The impact of abnormal brain development plays a pivotal role in the lives of many people with intellectual disabilities. These deviations profoundly influence not only brain function but also sensitivity to environmental stress, deficits in adaptive skills, affect regulation, impulse control, and communication skills. These developmental brain abnormalities affect genes associated with neuropsychiatric disorders and influence risk, clinical presentation, treatment response, and prognosis. Clinicians need to consider these observations to diagnostic and treatment models of psychopathology. It is increasingly important that clinician apply this understanding to clinical problems, especially the relationship between brain disorders, intellectual disability, differences in temperament, behavioral phenotypes, and neuropsychiatric disorders and treatment planning. Lastly the clinician should attempt to integrate findings from the neurosciences into a transactional or biopsychosocial model.

References

Benno, R. H. (1990).
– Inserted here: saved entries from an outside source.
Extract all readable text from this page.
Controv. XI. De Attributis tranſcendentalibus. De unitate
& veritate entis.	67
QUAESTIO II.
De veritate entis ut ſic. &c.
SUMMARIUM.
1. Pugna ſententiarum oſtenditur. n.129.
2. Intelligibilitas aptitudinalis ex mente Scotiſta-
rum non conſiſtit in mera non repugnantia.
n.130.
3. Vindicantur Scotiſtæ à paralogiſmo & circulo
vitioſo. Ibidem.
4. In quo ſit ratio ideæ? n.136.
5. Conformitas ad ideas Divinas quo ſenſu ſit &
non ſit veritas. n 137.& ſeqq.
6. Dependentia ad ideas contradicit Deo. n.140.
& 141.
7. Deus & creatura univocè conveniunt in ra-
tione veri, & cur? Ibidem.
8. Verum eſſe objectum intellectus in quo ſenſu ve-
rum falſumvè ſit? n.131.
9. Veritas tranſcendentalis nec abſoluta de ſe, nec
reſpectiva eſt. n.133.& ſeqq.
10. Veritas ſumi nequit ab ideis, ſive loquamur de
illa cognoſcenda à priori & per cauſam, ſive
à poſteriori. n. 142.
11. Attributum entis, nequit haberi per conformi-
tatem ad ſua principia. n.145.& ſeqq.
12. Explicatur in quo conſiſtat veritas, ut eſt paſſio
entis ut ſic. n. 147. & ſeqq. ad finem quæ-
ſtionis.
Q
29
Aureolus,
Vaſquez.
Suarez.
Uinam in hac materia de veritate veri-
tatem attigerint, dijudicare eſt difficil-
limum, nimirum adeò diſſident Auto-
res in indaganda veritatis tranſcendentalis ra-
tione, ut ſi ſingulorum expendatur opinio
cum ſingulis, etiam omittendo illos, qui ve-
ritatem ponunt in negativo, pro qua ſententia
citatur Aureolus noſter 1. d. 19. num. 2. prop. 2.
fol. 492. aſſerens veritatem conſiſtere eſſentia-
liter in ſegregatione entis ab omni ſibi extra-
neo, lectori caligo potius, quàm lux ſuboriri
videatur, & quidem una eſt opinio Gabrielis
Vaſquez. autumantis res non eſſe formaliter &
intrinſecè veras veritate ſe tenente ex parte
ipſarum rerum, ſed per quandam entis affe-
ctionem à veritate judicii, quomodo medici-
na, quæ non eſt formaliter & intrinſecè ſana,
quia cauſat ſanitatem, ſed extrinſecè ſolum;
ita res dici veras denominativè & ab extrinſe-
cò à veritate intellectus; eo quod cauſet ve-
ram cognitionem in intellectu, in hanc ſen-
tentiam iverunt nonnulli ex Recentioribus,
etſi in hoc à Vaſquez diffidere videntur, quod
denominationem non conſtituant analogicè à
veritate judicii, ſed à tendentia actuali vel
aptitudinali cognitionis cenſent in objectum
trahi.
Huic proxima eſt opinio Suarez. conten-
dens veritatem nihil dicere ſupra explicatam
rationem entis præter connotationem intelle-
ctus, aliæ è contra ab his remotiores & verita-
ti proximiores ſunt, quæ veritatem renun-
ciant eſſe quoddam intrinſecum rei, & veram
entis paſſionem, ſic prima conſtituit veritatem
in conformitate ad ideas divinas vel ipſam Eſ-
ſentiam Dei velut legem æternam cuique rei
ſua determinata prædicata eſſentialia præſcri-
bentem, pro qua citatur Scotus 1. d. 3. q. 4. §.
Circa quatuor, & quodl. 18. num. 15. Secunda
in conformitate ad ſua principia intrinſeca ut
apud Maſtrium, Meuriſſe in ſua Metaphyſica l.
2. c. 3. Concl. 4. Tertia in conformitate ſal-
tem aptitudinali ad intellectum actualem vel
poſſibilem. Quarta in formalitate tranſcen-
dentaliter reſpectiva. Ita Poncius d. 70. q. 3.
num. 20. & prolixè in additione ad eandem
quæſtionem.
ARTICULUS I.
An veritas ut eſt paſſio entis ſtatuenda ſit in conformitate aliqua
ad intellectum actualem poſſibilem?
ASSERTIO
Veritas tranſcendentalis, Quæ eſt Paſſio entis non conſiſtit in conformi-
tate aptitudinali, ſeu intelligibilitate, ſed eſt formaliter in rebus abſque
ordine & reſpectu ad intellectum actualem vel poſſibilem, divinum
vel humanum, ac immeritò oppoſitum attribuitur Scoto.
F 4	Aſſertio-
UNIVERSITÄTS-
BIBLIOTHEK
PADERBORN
Development of the nervous system: Genetics, epigenetics, and phylogenetics. In M. E. Hahn, J. K. Hewitt, N. D. Henderson, & R. Benno (Eds.), Developmental behavioral genetics (pp. 113-142). New York: Oxford University Press.

Harris, J. C. (1995a). Development of neurotransmitter signaling systems and neuronal signaling mechanisms, Developmental Neuropsychiatry (Vol I) (pp. 49-77) New York :Oxford University Press.

Harris, J. C. (1995b). Molecular neurobiology: The new genetics. Developmental Neuropsychiatry (Vol I) (pp. 3-26). New York: Oxford University Press.

Huttenbacker, P. R. & Dabkolar, A. S. (1997). Developmental anatomy of prefrontal cortex. In N. A. Krasnegor, G. R. Lyon, & P. S. Goldman-Radic (Eds), Development of the prefrontal cortex (pp. 69-82). Baltimore: Paul H. Brookes.

Thatcher, R. W. (1997) Human frontal lobe development. In N. A. Krasnegor, G. R. Lyon, & P. S. Goldman-Radic (Eds), Development of the prefrontal cortex (pp. 85-112). Baltimore: Paul H. Brookes.

Walsh, C. A. (1995). Neuronal identity, neuronal migration, and epileptic disorders of the cerebral cortex. In P. A. Schwatzdroin, S. L. Moshe, J. L. Noebels, & J. W. Swann (Eds.), Brain development and epilepsy (pp. 122-143). New York: Oxford University Press.